The number of fraud convictions in federal courts has dropped about 20 percent.

White-collar crimes often affect the people least able to afford it — lower-income and elderly people, according to Peter Henning, a former Justice prosecutor who teaches law at Wayne State University in Detroit.

"If you keep it small, and act quickly and get out of the jurisdiction, you can avoid being prosecuted," Henning said. "Scam artists know that."

Large numbers of FBI agents were also transferred out of violent crime programs because bureau officials knew that local police — who have overlapping jurisdiction in violent crimes — would have to help.

In the months after 9/11, when the first waves of agents were funneled into counter-

terrorism, FBI director Mueller was well-aware of the consequences to come.
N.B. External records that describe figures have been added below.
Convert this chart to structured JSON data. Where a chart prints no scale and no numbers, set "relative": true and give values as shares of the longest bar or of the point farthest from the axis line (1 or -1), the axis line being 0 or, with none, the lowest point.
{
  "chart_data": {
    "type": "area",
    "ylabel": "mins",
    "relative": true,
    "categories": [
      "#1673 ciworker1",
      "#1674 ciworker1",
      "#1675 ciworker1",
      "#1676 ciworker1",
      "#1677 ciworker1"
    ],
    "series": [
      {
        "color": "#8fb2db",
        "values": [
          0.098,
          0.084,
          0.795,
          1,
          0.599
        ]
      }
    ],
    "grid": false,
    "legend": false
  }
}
Without a major influx of new agents, there was no way to maintain the bureau's grip on a long list of traditional crimes, particularly time-consuming fraud investigations.

Mueller would ask for help from two attorneys general — Ashcroft and Gonzales — only to be rebuffed each time.

"We were told to do more with less," said David Szady, a former FBI assistant director who retired last year as head of counter-intelligence.

Dale Watson, who retired in 2002 as the FBI's executive assistant director over counter-terrorism, also blames the OMB and the Justice Department for failing to heed the warnings.

By the time the bureau started putting together its fiscal 2006-2007 budget in mid-2005, "we realized we were going to have to pull out of some areas — bank fraud, investment fraud, ID theft cases — that protect the financial infrastructure of the country," the retired top FBI official said.

Also in 2005, the FBI sent a five-year strategic plan to Justice that Szady called "the director's attempt to get this agency where it needed to be, including a robust criminal footprint. I know for a fact that the Justice Department beat that down. It was dead on arrival."

A September 2005 Justice Department inspector general's report asserts that in addition to the 1,143 agents transferred from traditional crime programs, the FBI used 1,279 agents on counterterrorism work, even though they were on the books as criminal-program agents. The inspector general concluded that the FBI reduced its investigative efforts related to traditional crimes by more than 2,400 agents.

In fiscal 2006, the bureau sought 250 to 350 new agents. They were funded for fewer than 75, a former official said. Over the past eight years, the ranks of FBI agents have increased from about 11,000 to 12,575, and nearly all have been assigned to anti-terror duties, records show.

 

Fraud-case 'triage'

 

Enforcing civil rights laws has been a core FBI mission since the Johnson presidency, but after 9/11 those efforts declined substantially. The number of cases brought by the FBI to federal prosecutors for any reason from getting subpoenas to seeking charges fell 60 percent between 2000 and 2005, the Post-Intelligencer found.

While the FBI disputes the degree of the decline, the bureau's own figures show drops in cases investigated, indictments and convictions, particularly hate crimes.

Civil rights cases against local police, including allegations of brutality and misuse of power, also dropped after 9/11, but FBI data show a rebound in indictments and convictions since 2005.

There were 24 percent fewer agents working on civil rights cases in 2004 than in 2000, according to the 2005 inspector general report.